The assessment, which Congress demanded following the pullout that claimed the lives of 13 American soldiers, revealed that Biden’s choice to leave Afghanistan resulted in $7.2 billion worth of military hardware falling into Taliban hands. The initial findings were reported Monday by The Wall Street Journal. “The electronic database used to track the items crashed in early 2021, making it impossible to determine the final total of military equipment abandoned in Afghanistan.”
The analysis showed that over the span of the 20 years since the United States attempted to democratize the country, American taxpayers have spent $18.6 billion on weaponry for the Afghan military.
According to the report, some top Afghan officials didn’t anticipate that Biden would actually carry out the hurried evacuation. “Many Afghans had the sense that the United States was just giving Afghanistan over to a Taliban government-in-waiting.”
The Pentagon was also criticized in the report for declining to assist with the probe. The Pentagon cited “a lack of oversight” as the reason for its lack of cooperation.
The Journal claims that the Defense Department was also reticent:
“According to the assessment by the Special Inspector General for Afghanistan Reconstruction, years of subpar accountability on weapons and equipment delivered to Afghanistan and a dearth of systemic planning were significant contributors to that country’s military breakdown. The Department of Defense is also criticized in the study, which Congress mandated, for its tardiness in responding to requests for information, missed deadlines, and inadequate responses.”

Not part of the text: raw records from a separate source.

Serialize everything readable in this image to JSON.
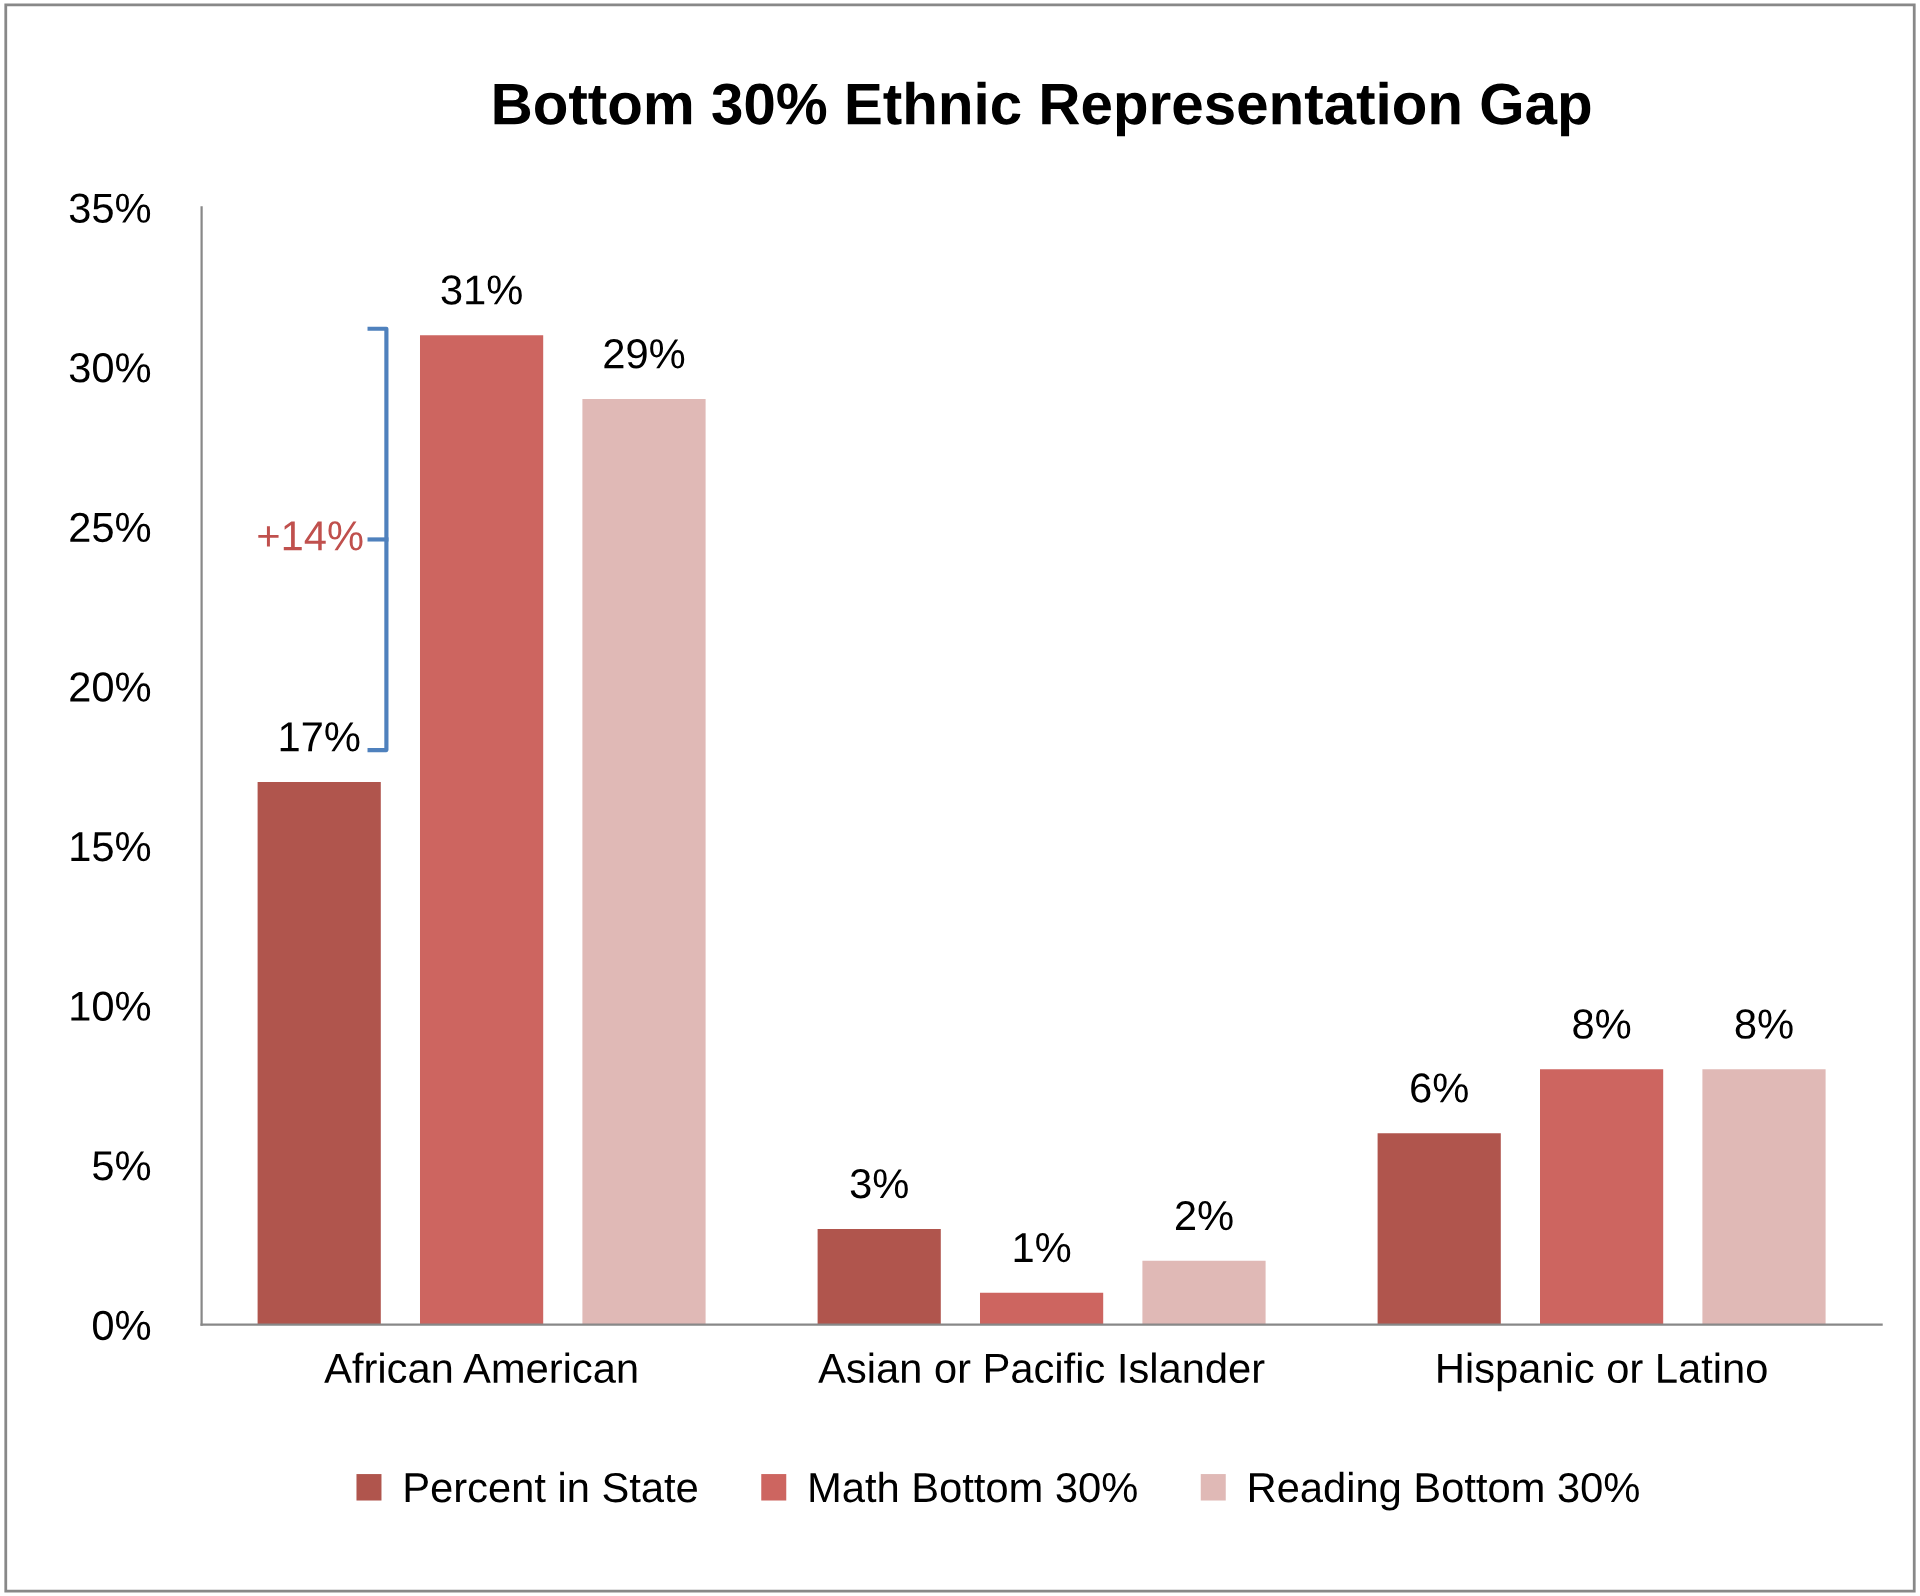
{
  "chart_data": {
    "type": "bar",
    "title": "Bottom 30% Ethnic Representation Gap",
    "categories": [
      "African American",
      "Asian or Pacific Islander",
      "Hispanic or Latino"
    ],
    "series": [
      {
        "name": "Percent in State",
        "color": "#b0554d",
        "values": [
          17,
          3,
          6
        ],
        "value_labels": [
          "17%",
          "3%",
          "6%"
        ]
      },
      {
        "name": "Math Bottom 30%",
        "color": "#cd6560",
        "values": [
          31,
          1,
          8
        ],
        "value_labels": [
          "31%",
          "1%",
          "8%"
        ]
      },
      {
        "name": "Reading Bottom 30%",
        "color": "#e0b9b6",
        "values": [
          29,
          2,
          8
        ],
        "value_labels": [
          "29%",
          "2%",
          "8%"
        ]
      }
    ],
    "ylim": [
      0,
      35
    ],
    "yticks": [
      {
        "value": 0,
        "label": "0%"
      },
      {
        "value": 5,
        "label": "5%"
      },
      {
        "value": 10,
        "label": "10%"
      },
      {
        "value": 15,
        "label": "15%"
      },
      {
        "value": 20,
        "label": "20%"
      },
      {
        "value": 25,
        "label": "25%"
      },
      {
        "value": 30,
        "label": "30%"
      },
      {
        "value": 35,
        "label": "35%"
      }
    ],
    "annotations": [
      "+14%"
    ],
    "grid": false,
    "legend": "bottom"
  }
}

The investigators made the noteworthy claim that a lesson may be learned from the mistakes the United States made in Afghanistan and avoid making the same errors in Ukraine.

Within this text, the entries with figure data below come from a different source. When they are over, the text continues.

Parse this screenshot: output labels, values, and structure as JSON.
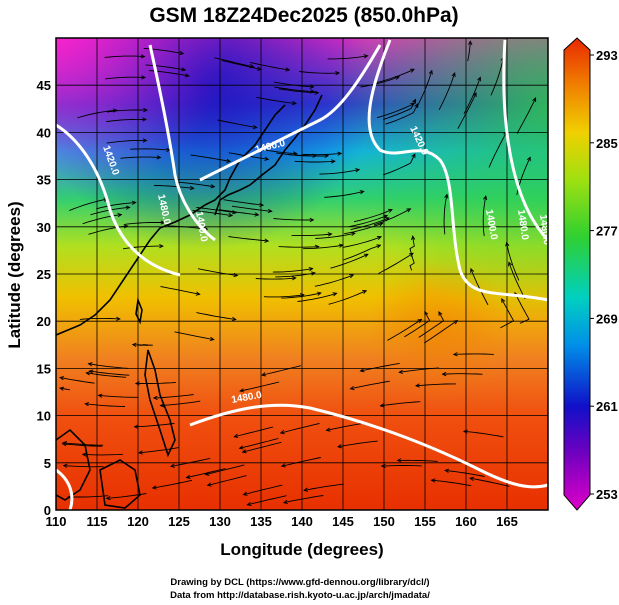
{
  "title": "GSM 18Z24Dec2025 (850.0hPa)",
  "x_axis": {
    "label": "Longitude (degrees)",
    "ticks": [
      "110",
      "115",
      "120",
      "125",
      "130",
      "135",
      "140",
      "145",
      "150",
      "155",
      "160",
      "165"
    ]
  },
  "y_axis": {
    "label": "Latitude (degrees)",
    "ticks": [
      "0",
      "5",
      "10",
      "15",
      "20",
      "25",
      "30",
      "35",
      "40",
      "45"
    ]
  },
  "colorbar": {
    "ticks": [
      "253",
      "261",
      "269",
      "277",
      "285",
      "293"
    ],
    "min": 253,
    "max": 293
  },
  "contour_labels": [
    "1400.0",
    "1400.0",
    "1420.0",
    "1480.0",
    "1480.0",
    "1420.0",
    "1400.0",
    "1480.0",
    "1480.0"
  ],
  "credits": {
    "line1": "Drawing by DCL (https://www.gfd-dennou.org/library/dcl/)",
    "line2": "Data from http://database.rish.kyoto-u.ac.jp/arch/jmadata/"
  },
  "chart_data": {
    "type": "heatmap",
    "title": "GSM 18Z24Dec2025 (850.0hPa)",
    "xlabel": "Longitude (degrees)",
    "ylabel": "Latitude (degrees)",
    "xlim": [
      110,
      170
    ],
    "ylim": [
      0,
      50
    ],
    "grid": true,
    "colorbar_range": [
      253,
      293
    ],
    "colorbar_ticks": [
      253,
      261,
      269,
      277,
      285,
      293
    ],
    "colors": {
      "low": "#d000d0",
      "cold": "#1010c8",
      "cyan": "#00c8e0",
      "green": "#40d020",
      "yellow": "#f0d000",
      "orange": "#f08000",
      "warm": "#e83000"
    }
  }
}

The danger that some equipment ends up on the black market or in the wrong hands is likely inescapable given the protracted conflict and the extraordinary volume of weapons being delivered to Ukraine, the research stated. The impulse to prioritize getting money out the door in a time of crisis is natural, but doing so frequently leads to more issues than it resolves.
More than $110 billion in taxpayer money has been set aside by American lawmakers for border protection in Ukraine.